Acid reflux can be an uncomfortable and painful condition that negatively impacts your quality of life. Avoiding foods that make your symptoms worse can help ease the discomfort of acid reflux and provide relief. If you smoke, quitting may provide substantial relief against acid reflux. Also try eating smaller meals, lose weight if you are overweight, and wear loose-fitting clothing. Try not to lie down for at least three hours following a meal and raise the head of your bed six to eight inches to aid digestion; do not eat close to bedtime.

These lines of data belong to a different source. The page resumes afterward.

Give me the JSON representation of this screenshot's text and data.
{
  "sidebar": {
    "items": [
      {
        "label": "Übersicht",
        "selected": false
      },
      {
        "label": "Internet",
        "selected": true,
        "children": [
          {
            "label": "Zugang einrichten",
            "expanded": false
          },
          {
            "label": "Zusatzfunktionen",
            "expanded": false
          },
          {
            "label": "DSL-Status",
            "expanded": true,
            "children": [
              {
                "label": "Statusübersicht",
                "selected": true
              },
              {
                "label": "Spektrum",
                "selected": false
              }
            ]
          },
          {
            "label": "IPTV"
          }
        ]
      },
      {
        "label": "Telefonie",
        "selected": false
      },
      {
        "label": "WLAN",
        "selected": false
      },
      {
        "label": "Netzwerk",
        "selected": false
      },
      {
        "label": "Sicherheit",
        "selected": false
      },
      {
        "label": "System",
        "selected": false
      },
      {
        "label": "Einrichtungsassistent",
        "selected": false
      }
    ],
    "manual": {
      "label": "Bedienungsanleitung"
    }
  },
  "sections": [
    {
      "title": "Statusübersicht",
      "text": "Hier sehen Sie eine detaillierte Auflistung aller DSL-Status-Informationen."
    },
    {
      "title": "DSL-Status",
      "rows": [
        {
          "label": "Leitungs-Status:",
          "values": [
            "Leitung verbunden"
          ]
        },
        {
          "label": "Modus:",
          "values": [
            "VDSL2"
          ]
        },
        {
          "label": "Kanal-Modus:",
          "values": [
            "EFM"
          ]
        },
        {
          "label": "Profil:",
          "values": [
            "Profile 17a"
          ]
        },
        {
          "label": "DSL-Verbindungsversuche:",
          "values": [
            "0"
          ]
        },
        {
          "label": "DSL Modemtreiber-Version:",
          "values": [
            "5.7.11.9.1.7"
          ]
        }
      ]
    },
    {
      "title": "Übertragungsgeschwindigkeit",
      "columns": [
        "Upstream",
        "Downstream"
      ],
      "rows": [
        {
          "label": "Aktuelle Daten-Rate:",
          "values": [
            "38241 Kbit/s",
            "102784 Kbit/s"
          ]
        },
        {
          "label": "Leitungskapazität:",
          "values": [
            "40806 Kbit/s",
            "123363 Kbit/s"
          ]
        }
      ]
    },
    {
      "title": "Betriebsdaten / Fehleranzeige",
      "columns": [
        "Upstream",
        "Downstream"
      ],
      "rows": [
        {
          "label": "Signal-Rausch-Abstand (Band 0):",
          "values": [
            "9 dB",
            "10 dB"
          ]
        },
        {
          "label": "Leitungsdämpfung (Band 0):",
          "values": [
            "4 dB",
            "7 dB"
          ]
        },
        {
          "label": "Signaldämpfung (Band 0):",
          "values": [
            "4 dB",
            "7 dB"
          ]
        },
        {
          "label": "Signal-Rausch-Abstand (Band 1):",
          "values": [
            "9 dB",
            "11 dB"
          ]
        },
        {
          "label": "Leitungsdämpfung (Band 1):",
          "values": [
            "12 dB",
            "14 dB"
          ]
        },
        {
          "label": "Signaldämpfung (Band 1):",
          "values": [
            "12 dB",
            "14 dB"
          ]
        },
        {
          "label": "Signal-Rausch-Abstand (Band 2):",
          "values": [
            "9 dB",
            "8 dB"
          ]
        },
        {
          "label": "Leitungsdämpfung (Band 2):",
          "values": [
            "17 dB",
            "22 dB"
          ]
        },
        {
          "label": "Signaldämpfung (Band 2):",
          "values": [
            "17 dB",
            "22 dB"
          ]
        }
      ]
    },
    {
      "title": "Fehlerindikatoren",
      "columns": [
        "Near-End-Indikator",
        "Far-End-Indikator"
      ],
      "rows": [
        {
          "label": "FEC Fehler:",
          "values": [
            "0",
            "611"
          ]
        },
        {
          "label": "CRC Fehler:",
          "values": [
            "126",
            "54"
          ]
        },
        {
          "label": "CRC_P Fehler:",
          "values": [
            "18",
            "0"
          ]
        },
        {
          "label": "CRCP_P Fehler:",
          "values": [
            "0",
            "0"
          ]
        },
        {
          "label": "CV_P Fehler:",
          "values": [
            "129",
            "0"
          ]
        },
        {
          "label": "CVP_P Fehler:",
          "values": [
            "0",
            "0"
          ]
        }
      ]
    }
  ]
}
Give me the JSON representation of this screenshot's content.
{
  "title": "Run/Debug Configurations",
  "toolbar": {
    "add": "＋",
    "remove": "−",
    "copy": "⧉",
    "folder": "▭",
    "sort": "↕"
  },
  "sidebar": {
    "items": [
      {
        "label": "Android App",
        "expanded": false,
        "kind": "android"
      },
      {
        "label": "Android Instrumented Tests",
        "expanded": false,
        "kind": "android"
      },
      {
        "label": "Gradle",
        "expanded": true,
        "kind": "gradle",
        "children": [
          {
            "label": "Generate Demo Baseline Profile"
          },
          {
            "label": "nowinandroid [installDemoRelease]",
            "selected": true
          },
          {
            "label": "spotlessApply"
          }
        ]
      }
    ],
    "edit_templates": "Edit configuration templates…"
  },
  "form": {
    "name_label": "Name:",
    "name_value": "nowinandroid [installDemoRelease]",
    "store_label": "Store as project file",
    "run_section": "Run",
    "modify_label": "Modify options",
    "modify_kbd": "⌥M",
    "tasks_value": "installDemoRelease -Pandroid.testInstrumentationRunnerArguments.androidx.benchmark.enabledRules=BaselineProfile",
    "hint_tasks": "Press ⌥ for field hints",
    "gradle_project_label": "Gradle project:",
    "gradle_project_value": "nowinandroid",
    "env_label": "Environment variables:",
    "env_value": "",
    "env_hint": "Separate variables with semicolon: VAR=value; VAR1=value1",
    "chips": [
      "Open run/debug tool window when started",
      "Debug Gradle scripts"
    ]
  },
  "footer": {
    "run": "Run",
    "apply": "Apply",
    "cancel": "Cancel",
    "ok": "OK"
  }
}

Speaking with a doctor or health care professional can help in the management of acid reflux. Your doctor can provide medications and advice to help manage your symptoms. Talk to your doctor about all treatment options available and work together to establish a treatment plan tailored to your life.

Acid Reflux Treatments

If lifestyle modifications alone do not improve your symptoms, several over-the-counter and prescription medications are available to prevent the symptoms of acid reflux or relieve them once they begin. These medications include the following:

If your acid reflux symptoms become severe and the condition progresses to GERD or Barrett’s esophagus, you may need to talk to your doctor about treatment options such as surgical or endoscopic procedures.

Acid Reflux Prognosis

Though acid reflux is common, it is not without risks. Persistent acid reflux can cause significant damage to your esophagus without proper treatment and management. Approximately 5 percent of the 20 million Americans with acid reflux have significant episodes 2 to 3 times a day, which may be a sign of a more serious condition called gastroesophageal reflux disease (GERD). If you believe you have GERD, talk to your doctor or a health care professional, as there are medications and surgical treatments available for this more severe condition.

If advanced acid reflux is not treated, it can develop into Barrett’s esophagus, which often requires surgery to correct. Barrett’s also heightens the risk for developing esophageal cancer.

Acid reflux varies from person to person. Fatty, spicy, and acidic foods are the most commonly offenders for episodes of reflux, but other foods may trigger your symptoms. Keep track of what causes or worsens your symptoms and discuss your findings with a doctor.